First Sightings. In 986 a.d. Bjarni Herjolfsson was on his way to Greenland from Iceland when he and his ship got lost in a storm. After the sky had cleared he saw a country that was not mountainous, but was well wooded and with low hills. . . . Thus was made the first recorded European sighting of North America. As new arrivals in Greenland, the Norse were hardly prepared to expand yet again to the west, and only after the population grew and land became scarce did the Vikings begin to calculate the benefits of colonizing the land Herjolfsson had spotted. In 1001 Leif Ericsson bought Herjolfssons ship, outfitted it with some of the former owners crew, and sought out the mysterious land in the west they called Vinland, where they built a small settlement called Leifsburthir.

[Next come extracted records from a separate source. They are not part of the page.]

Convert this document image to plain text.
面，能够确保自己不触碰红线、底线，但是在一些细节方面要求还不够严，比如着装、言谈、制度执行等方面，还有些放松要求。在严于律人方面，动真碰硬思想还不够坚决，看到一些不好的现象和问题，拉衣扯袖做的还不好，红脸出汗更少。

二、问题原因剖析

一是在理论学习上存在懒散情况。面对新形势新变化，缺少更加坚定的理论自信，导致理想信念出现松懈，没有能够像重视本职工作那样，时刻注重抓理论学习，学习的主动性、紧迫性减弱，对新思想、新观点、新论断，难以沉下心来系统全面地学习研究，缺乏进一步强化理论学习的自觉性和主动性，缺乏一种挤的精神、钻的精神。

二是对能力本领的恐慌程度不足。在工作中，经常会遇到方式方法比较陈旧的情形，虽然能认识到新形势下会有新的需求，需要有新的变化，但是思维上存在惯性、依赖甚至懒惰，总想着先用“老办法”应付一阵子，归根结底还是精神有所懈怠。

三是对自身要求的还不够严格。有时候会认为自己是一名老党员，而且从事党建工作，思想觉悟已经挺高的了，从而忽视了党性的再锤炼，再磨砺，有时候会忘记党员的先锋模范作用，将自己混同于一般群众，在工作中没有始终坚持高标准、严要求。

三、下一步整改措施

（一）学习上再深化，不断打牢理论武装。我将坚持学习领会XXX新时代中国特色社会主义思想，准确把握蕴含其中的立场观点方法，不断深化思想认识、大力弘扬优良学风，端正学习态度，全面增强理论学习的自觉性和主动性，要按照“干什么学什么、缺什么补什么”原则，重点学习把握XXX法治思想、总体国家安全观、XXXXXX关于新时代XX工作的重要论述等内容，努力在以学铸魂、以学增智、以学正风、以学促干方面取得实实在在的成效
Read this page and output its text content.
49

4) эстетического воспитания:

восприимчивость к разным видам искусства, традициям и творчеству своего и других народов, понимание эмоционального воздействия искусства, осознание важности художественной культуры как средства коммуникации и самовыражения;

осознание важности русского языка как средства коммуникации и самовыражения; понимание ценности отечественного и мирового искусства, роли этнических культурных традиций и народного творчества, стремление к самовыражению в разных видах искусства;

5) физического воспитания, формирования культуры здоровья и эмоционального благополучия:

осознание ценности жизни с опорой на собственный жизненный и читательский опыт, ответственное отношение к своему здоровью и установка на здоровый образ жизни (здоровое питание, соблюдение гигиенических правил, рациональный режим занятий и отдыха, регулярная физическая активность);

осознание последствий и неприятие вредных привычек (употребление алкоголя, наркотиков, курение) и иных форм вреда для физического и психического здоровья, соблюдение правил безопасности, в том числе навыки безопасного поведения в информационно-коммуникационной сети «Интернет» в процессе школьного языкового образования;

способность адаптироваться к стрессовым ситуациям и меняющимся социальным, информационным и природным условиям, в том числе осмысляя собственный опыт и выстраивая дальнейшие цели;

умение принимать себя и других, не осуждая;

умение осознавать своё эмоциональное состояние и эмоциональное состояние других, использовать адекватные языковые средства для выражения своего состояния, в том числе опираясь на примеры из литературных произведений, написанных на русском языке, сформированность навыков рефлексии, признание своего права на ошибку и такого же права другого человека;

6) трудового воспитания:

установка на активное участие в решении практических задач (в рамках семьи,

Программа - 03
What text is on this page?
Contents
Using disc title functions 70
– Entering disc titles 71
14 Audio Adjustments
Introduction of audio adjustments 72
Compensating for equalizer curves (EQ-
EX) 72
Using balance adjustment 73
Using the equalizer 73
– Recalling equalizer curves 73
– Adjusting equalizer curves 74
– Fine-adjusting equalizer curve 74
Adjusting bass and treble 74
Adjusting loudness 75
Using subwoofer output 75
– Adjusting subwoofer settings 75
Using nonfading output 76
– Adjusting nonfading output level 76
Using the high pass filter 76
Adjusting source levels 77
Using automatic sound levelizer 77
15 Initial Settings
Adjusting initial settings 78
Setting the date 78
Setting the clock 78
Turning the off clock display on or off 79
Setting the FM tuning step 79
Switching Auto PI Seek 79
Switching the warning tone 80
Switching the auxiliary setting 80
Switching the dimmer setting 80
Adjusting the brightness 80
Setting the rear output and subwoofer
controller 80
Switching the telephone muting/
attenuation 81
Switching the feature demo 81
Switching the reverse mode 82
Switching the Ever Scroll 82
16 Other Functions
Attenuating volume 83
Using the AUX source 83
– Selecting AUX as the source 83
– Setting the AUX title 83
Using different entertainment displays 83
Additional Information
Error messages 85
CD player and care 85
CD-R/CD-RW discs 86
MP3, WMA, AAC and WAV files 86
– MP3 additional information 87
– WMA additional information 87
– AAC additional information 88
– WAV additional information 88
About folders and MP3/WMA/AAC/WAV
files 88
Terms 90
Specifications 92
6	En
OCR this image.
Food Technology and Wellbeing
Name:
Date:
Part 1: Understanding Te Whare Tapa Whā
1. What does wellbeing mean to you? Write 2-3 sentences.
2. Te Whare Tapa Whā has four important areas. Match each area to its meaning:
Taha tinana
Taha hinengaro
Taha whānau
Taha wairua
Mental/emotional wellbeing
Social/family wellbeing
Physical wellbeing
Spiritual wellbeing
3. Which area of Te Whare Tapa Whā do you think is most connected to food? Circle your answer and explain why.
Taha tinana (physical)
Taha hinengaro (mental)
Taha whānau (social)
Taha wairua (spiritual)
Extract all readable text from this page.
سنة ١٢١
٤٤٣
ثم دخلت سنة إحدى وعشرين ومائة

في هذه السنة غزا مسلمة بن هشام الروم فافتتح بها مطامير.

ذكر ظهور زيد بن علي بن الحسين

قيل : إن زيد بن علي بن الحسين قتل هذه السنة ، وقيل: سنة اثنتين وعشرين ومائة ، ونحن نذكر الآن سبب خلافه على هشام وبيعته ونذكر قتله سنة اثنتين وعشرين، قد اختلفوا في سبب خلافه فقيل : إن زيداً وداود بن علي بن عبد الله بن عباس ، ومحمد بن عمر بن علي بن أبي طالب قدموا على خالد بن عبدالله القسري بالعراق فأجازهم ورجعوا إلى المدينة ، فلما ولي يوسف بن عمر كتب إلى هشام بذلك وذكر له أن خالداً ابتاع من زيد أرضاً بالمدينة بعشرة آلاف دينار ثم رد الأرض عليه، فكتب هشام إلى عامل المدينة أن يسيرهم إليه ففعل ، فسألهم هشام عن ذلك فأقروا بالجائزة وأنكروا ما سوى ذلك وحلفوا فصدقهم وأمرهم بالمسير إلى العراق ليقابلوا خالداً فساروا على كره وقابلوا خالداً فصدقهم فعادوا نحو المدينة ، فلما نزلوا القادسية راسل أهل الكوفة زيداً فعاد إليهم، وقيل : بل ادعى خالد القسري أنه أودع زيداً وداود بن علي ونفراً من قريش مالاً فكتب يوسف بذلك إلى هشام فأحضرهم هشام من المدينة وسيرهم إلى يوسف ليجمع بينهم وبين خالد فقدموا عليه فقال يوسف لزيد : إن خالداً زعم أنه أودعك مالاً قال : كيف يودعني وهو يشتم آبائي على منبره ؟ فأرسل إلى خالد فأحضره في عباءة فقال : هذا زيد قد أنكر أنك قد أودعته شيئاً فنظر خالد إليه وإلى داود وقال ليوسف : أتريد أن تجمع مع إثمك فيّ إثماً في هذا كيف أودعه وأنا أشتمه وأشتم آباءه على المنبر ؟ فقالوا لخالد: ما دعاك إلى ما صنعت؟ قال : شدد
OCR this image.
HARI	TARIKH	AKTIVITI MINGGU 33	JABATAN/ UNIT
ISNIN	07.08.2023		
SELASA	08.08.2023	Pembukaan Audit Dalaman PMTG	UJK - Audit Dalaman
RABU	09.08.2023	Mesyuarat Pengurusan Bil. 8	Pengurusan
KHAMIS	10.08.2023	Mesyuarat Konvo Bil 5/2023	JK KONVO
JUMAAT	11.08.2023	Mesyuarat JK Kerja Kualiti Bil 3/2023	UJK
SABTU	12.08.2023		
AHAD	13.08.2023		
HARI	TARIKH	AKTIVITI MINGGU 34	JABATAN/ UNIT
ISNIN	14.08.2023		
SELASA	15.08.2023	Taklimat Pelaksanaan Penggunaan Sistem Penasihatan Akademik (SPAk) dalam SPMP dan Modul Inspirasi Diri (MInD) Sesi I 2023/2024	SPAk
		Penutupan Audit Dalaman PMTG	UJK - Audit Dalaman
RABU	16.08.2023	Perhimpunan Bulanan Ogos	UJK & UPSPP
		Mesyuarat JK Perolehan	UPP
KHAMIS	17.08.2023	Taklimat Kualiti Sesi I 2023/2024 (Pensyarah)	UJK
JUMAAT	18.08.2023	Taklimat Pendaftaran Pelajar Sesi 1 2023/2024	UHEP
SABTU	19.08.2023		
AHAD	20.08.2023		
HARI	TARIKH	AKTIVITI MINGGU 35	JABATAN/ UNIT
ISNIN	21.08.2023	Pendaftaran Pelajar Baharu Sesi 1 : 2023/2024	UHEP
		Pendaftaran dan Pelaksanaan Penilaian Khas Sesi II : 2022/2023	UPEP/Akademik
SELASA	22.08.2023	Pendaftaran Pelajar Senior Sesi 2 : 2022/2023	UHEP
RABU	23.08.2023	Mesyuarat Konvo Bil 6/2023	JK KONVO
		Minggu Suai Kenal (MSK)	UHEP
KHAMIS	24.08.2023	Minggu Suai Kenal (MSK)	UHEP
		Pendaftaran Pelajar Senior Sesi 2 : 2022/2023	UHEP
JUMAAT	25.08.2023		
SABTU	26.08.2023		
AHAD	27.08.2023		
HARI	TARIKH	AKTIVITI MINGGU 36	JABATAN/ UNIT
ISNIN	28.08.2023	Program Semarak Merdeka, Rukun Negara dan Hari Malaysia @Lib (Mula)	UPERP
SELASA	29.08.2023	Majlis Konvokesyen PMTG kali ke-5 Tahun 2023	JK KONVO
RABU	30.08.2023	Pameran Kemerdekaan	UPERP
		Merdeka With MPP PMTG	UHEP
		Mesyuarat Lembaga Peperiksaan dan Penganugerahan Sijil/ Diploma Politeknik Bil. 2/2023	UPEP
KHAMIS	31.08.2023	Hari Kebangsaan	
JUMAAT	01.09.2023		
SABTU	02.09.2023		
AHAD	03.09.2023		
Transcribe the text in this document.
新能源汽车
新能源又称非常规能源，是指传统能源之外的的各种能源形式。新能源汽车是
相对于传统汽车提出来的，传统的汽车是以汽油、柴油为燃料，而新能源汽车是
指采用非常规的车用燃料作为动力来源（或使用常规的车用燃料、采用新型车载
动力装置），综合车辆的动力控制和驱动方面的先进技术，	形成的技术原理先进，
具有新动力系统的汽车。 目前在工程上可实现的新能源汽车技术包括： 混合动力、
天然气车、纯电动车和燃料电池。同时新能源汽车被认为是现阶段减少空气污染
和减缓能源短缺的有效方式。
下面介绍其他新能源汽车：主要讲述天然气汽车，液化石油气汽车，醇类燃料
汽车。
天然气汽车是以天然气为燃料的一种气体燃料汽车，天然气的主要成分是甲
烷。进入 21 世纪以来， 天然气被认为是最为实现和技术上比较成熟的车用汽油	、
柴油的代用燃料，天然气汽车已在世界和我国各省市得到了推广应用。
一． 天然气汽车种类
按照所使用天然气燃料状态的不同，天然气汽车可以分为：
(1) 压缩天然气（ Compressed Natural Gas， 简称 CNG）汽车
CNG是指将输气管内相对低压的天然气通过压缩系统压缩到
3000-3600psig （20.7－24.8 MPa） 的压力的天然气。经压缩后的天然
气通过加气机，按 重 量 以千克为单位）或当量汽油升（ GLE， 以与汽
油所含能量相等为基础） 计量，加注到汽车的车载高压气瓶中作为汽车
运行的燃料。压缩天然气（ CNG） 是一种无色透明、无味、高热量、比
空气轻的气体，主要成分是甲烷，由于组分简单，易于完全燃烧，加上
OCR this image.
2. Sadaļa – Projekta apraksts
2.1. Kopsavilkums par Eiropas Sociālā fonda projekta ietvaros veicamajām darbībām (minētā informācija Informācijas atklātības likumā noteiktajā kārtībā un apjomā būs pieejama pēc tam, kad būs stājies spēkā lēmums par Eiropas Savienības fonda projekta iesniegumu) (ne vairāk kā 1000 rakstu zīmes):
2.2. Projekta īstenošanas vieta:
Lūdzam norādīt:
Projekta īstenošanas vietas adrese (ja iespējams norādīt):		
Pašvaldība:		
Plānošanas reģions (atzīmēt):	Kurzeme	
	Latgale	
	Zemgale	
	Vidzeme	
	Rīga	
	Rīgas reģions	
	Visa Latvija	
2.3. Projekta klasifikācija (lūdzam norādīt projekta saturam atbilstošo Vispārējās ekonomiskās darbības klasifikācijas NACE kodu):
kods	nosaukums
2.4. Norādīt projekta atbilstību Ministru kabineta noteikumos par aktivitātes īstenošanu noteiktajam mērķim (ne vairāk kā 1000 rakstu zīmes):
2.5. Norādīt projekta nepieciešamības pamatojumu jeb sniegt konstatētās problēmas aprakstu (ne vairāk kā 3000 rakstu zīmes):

First Contact. After Ericsson and his men had returned to Greenland, Thorvald Ericsson set out in 1006 for Leifsburthir. On the beach they saw three bumps that upon closer inspection proved to be skin boats under which several Indians were sleeping. Thorvald killed eight of the frightened men, and his crew retreated to their ship. Much to their surprise scores of skin boats full of Indians appeared offshore, and the Vikings took up a defensive position. The so-called Skraelings let loose several barrages of arrows, one of which struck Thorvald dead. After the Indians had retreated, the remaining crewmen buried their leader nearby and holed up in Leifsburthir for the winter. In the spring they collected wood, harvested some grapes, and returned to Greenland with a less rosy picture of the New World.

The Vinland Colony. Three years later Thorfinn Karlesefni, his wife, and 160 other settlers located Leifsburthir, repaired the dilapidated houses, and built several new buildings to house the rest of the colonists. Subsequent dealings with the local population, however, convinced Karlesefni that they not only outnumbered the Vikings but also had the potential to destroy the tiny settlement.

War with the Skraelings. The native inhabitants were intrigued by the cattle the Vikings had brought with them and confined their first swaps of goods to furs and skins for fresh milk. Later they added red cloth to the list of goods they desired, and they were always intrigued by the Vikings metal weapons. During one trade visit to the settlement, a native man tried to get hold of a sword, and its owner immediately killed him. The rest of his companions fled, and Karlesefni warned his men to prepare for a battle. Weeks later the assault came. Were it not for the heroics of Freydis, Leifs half sister, who charged headlong into the attackers, the Vikings would have been vanquished. After having spent three winters in Vinland, Karlesefni and the colonists retreated to Greenland. Freydis made a subsequent voyage to Vinland, but Karlesefnis failure ended the attempt to colonize the region. By 1014 sustained contact between Greenland and Vinland had stopped, but over the next few centuries an occasional ship was blown off course into the waters first sailed by Herjolfsson.

Sources

Helge Ingstad, Westward to Vinland: The Discovery of Pre-Columbian Norse House-Sites in North America (New York: St. Martins Press, 1969);

The Vinland Sagas: The Norse Discovery of America (New York: New York University Press, 1966).